Memleket tepeden tırnağa, dembokrasi dininin zikirleri ile âyin yapar hâle getirildi; ve Allâh’ın Dînine âid herşey, ya evlere veya câmilere tıkılmış vaz’iyyetde!
Ma’lûm dinin 15 partisinin (mezhebinin) de, deli danalar gibi ağızlarından gece-gündüz, miting-meydan, fitnevizyon-internet, ağızlarından düşürmedikleri ve neredeyse tenzih eder vaz’iyyet iktisâb edecekleri tek din, dembokrasi!
1945 târihinde ABD denen patronun San Fransisko diktesi ile dayatdığı bu din, şu bîçâre millete öylesine cebrediliyor ki, bu dinin sandığına gitmemek ve o günki âyine iştirak etmemek bile kânûnen suçdur; ve cezâsı bile utanmadan kânunlarında tesbît edilmişdir…
Bunun adına dembokratik faşizma denir!
Bu din, öylesine kendi dindârlarını peydahladı ki, bu yeni dinin dindarları, abâ u ecdâdının, yedi göbek sülâlesinin, soyunun, sopunun, akrabâ-yı taallûkâtının “dembokrasi dinine!” îmân etmeden Âhırete intikallerini de neredeyse kınayacak ve onların üstünü çizip atacak!
Hâle bakacak olursak, 150 senedir “seçim sandığı!” denen soytarı milletin önüne konur ve bir kumar heyecânı ile içine oy’lar atılır, lâkin sadra şifâ bir keyfiyet aslâ çıkmaz!. Sâdece dembokrasinin parti veya mezheblerinin tepelerindeki ağaların menfaatları ve ihtirasları tatmin olunur o kadar!
12 Haziran günü de bir yeni “âyin!” icrâ edilecek ve “buna iştirâk etmem!” diyenlere bin dereden su getirilerek “baskı-cebir- aşağılama!” bile tatbik edilerek!

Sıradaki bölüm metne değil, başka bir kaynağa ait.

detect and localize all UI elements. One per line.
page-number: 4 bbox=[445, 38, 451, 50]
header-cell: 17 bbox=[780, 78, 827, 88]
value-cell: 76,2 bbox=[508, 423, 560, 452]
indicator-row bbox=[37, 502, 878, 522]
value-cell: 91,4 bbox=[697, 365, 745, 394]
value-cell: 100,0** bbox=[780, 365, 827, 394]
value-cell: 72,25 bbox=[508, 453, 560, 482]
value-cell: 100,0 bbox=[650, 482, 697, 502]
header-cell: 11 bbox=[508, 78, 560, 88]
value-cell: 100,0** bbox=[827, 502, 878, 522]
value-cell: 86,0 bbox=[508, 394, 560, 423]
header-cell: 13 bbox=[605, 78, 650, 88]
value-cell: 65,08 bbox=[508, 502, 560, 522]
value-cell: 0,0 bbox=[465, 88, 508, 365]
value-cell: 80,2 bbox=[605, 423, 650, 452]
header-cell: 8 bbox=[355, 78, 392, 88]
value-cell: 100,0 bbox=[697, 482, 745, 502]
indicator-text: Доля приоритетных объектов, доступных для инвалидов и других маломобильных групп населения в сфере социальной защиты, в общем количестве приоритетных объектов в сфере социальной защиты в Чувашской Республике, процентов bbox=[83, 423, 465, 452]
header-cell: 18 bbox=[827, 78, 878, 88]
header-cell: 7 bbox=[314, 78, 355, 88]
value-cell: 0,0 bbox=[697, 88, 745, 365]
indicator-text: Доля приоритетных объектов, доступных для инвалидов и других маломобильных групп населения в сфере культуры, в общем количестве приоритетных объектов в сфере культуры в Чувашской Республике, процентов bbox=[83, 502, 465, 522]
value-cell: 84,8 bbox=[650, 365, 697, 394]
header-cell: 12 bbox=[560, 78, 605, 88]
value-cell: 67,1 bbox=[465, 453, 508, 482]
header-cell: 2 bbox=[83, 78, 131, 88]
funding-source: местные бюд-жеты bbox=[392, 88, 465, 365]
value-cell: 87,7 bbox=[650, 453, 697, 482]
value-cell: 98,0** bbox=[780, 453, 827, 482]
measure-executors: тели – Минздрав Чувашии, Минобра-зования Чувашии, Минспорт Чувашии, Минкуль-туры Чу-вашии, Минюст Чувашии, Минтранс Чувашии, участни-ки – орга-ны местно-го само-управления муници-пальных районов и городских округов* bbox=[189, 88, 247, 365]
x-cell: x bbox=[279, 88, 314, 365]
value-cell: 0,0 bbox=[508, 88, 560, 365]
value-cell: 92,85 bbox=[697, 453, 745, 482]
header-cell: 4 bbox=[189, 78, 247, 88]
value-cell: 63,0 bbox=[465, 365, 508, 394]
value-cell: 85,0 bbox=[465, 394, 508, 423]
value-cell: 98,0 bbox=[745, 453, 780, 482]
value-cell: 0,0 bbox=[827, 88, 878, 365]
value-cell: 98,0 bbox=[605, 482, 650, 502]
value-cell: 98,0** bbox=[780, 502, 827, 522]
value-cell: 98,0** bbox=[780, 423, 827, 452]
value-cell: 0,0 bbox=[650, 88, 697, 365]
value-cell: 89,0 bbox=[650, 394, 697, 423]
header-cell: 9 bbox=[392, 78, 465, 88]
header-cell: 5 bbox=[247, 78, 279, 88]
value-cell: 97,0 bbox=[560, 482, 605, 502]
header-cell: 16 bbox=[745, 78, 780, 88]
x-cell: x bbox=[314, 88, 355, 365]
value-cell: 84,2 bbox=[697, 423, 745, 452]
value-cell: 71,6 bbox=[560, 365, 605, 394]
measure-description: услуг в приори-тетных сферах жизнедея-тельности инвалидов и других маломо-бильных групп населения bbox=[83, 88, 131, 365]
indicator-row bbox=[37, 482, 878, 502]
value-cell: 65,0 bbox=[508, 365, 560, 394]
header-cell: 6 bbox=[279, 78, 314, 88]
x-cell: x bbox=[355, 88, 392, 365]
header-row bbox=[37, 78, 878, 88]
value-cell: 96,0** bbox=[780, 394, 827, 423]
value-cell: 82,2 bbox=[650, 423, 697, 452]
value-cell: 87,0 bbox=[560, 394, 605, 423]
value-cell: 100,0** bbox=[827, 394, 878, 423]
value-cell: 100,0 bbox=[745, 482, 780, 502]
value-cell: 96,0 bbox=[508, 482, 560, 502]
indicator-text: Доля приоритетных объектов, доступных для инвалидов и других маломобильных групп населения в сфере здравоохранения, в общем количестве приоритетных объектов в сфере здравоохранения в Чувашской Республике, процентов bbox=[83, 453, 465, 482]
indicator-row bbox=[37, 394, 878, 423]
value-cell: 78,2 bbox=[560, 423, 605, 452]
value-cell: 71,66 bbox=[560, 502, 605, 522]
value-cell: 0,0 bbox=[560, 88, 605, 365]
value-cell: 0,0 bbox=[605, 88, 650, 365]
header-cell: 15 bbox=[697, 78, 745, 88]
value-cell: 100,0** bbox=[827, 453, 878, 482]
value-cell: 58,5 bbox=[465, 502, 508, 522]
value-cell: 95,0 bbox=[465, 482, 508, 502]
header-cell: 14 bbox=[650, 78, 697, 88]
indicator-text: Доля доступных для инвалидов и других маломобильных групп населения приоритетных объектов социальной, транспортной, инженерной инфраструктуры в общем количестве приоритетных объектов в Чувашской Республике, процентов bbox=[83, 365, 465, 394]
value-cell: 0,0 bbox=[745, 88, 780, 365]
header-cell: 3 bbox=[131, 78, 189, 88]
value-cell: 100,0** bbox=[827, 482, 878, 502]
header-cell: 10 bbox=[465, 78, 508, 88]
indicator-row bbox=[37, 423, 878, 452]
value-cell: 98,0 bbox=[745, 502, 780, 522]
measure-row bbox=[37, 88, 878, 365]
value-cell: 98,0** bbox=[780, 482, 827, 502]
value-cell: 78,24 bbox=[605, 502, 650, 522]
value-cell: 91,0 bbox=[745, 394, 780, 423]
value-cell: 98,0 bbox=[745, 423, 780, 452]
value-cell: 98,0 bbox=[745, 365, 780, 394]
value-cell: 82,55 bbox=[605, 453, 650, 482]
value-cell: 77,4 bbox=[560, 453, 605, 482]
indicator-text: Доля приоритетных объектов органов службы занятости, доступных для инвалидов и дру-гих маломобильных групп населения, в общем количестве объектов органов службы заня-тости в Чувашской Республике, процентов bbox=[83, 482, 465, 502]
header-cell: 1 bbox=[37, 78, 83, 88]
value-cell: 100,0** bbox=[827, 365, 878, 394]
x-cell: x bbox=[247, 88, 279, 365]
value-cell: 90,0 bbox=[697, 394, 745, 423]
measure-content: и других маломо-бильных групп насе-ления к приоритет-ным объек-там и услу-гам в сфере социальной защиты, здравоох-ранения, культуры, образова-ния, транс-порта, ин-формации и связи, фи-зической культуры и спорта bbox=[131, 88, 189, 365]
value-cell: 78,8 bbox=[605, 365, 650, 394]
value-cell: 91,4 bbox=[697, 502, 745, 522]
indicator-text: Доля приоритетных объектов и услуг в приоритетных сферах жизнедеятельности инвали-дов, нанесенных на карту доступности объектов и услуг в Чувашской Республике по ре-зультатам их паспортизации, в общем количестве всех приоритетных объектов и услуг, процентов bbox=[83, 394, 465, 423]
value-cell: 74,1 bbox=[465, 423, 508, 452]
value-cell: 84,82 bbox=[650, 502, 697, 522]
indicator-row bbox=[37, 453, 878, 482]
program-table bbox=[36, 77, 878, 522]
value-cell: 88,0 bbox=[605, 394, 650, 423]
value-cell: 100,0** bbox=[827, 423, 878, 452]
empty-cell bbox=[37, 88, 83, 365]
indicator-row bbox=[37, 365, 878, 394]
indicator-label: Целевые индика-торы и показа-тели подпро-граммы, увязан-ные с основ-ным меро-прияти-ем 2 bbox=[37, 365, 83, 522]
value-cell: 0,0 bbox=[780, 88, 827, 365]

Onlara dembokrasi denen “faşizan!” dinin zulmü tatbik edilecek ve bu zâlimler de, sorulduğu zaman kendilerinin “müslüman!” olduğunu zerre kadar hayâ etmeden söyleyebilecekler!.
Dembokrasi dininin İslâm dinini işlemezliğe mahkûm etdiğini ve bu dini hayatdan kaldırmak gibi bir vücud hikmetine mâlikiyyetini bilen ve bunun idrâkinde olan bir müslümana, kendi dini dışındaki bir dinin 15 mezhebinden birini seçme baskısı ve zorbalığı ile muhâtab olmak, en hafif ta’biriyle denâet, zulüm ve şerefsizlikdir!
Bu bile gösteriyor ki, “dembokrasi dini!” denilen katakülli, ne insanlara hürriyet tanır ve ne de onların insânî haklarına zerre kadar saygı ve ihtirâm! Onun bir tek hedefi, mücerred kendisini yaşatmak ve kendi dışındaki hiçbir dine de hayat hakkı vermemek…
Bunun içün de en sinsi ve gizli bir faşizma olarak:
“-Hangi dinden olursan ol! Geleceksin ve beni, mücerred beni yaşatmak üzere, 15 mezhebimden birini seçecek ve herşeyini benim çerçevem içinde ve benim dünyâ çapındaki piramidimin tepesinden gözetleyen o esrârengiz gözümün önünde halletmeye söz verecek ve bana bey’atla, benim tanrıma kulluğunu isbât edeceksin!”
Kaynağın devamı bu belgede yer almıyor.